Die Idee der Online-Sprechstunde geht auf "DrThom" zurück, eine Internetplattform, die 2005 in Großbritannien von Expert Health Ltd. gegründet wurde, einem Unternehmen, das heute zur Celesio-Gruppe gehört. Beliefert werden die Patienten dort exklusiv von der Apothekenkette Lloyds Pharmacy, die ebenfalls zu Celesio gehört.

Zwei Mitarbeiter, die früher bei DrThom arbeiteten, haben sich mit DrEd selbstständig gemacht, zwei deutsche Ärzte mit ins Boot genommen und die Idee auf eine deutschsprachige Sprechstunde übertragen.

Erfahrungen aus England zeigen – es sollen dort seit 2005 bereits 250.000 online behandelt worden sein – , dass sich in erster Linie Patienten, die Diskretion suchen, an solche Internet-Ärzte wenden. So bietet DrEd auch in Deutschland Sprechstunden in sechs medizinischen Schwerpunkten an, also beispielsweise für Männer mit sexuellen Erkrankungen und Problemen, für Frauen, die die Pille benötigen, sexuelle Erkrankungen oder Blasenerkrankungen haben. Auf der Schwerpunktliste der Online-Ärzte stehen aber auch andere Erkrankungen wie beispielsweise Bluthochdruck, erhöhte Blutfettwerte, Asthma, Reisemedizin sowie Allgemeinmedizin. Wie sich die Online-Ärzte von einem erhöhten Blutdruck überzeugen wollen, geht allerdings nicht aus der Seite hervor, den wird der Patient wohl selber messen müssen.
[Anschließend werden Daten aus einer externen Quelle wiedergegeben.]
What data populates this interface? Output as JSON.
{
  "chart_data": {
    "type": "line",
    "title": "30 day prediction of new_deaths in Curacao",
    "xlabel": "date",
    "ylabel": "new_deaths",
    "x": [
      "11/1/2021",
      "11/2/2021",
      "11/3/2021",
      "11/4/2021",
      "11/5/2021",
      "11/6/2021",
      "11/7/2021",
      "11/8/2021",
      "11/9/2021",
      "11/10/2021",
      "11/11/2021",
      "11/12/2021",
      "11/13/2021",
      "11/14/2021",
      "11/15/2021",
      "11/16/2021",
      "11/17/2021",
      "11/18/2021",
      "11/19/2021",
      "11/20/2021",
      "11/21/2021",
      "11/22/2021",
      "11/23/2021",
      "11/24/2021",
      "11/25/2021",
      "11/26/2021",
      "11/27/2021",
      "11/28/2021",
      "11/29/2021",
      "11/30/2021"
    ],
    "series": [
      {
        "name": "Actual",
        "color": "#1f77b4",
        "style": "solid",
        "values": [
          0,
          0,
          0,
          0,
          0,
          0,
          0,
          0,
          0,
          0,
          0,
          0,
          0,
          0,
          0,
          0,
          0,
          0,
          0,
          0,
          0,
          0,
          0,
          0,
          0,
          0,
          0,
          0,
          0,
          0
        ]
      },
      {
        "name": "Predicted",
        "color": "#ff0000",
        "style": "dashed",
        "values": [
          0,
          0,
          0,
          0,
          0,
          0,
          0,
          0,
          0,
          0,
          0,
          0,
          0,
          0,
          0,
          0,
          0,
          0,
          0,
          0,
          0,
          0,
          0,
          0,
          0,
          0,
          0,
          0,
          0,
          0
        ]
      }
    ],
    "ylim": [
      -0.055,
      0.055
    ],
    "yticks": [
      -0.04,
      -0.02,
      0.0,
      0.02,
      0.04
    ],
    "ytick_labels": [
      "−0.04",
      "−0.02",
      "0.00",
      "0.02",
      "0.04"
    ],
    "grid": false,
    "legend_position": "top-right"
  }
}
Denkbar, dass es auch in Deutschland Patienten gibt, die sich für eine Online-"Sprechstunde" erwärmen. Der unpersönliche Weg übers Internet lässt den einen oder die andere schon mal leichter ein gesundheitliches Tabuthema "ansprechen" und den Fragebogen entsprechend ausfüllen. Durch entsprechende Eingaben kann sich der Online-Patient so darstellen wie er möchte, um an seine begehrten Arzneimittel zu gelangen. Wer möchte, kann auf diesem Weg also die deutsche Verschreibungspflicht locker umgehen und ohne große Formalitäten, vom heimischen PC aus an sein Wunschpräparat, sei es das Präparat gegen die erektile Dysfunktion oder die Antibaby-Pille, gelangen. Und er kann sich, wenn er es möchte, das verordnete Präparat sogar gleich nach Hause liefern lassen – von der Hamburger Versandapotheke apo-rot, die für DrEd die Arzneimittelversorgung sicherstellt.

Rechtlich dürfte sich dies alles im legalen Bereich abspielen. Europa und unsere Bundesregierung machen es möglich. Dennoch rechnet "DrEd" mit Schwierigkeiten, insbesondere von deutscher ärztlicher Seite. Andererseits, ein wenig rechtliche Publicity kommt DrEd.com zur Steigerung der Bekanntheit gerade recht und hatte damals auch DocMorris nicht geschadet, im Gegenteil.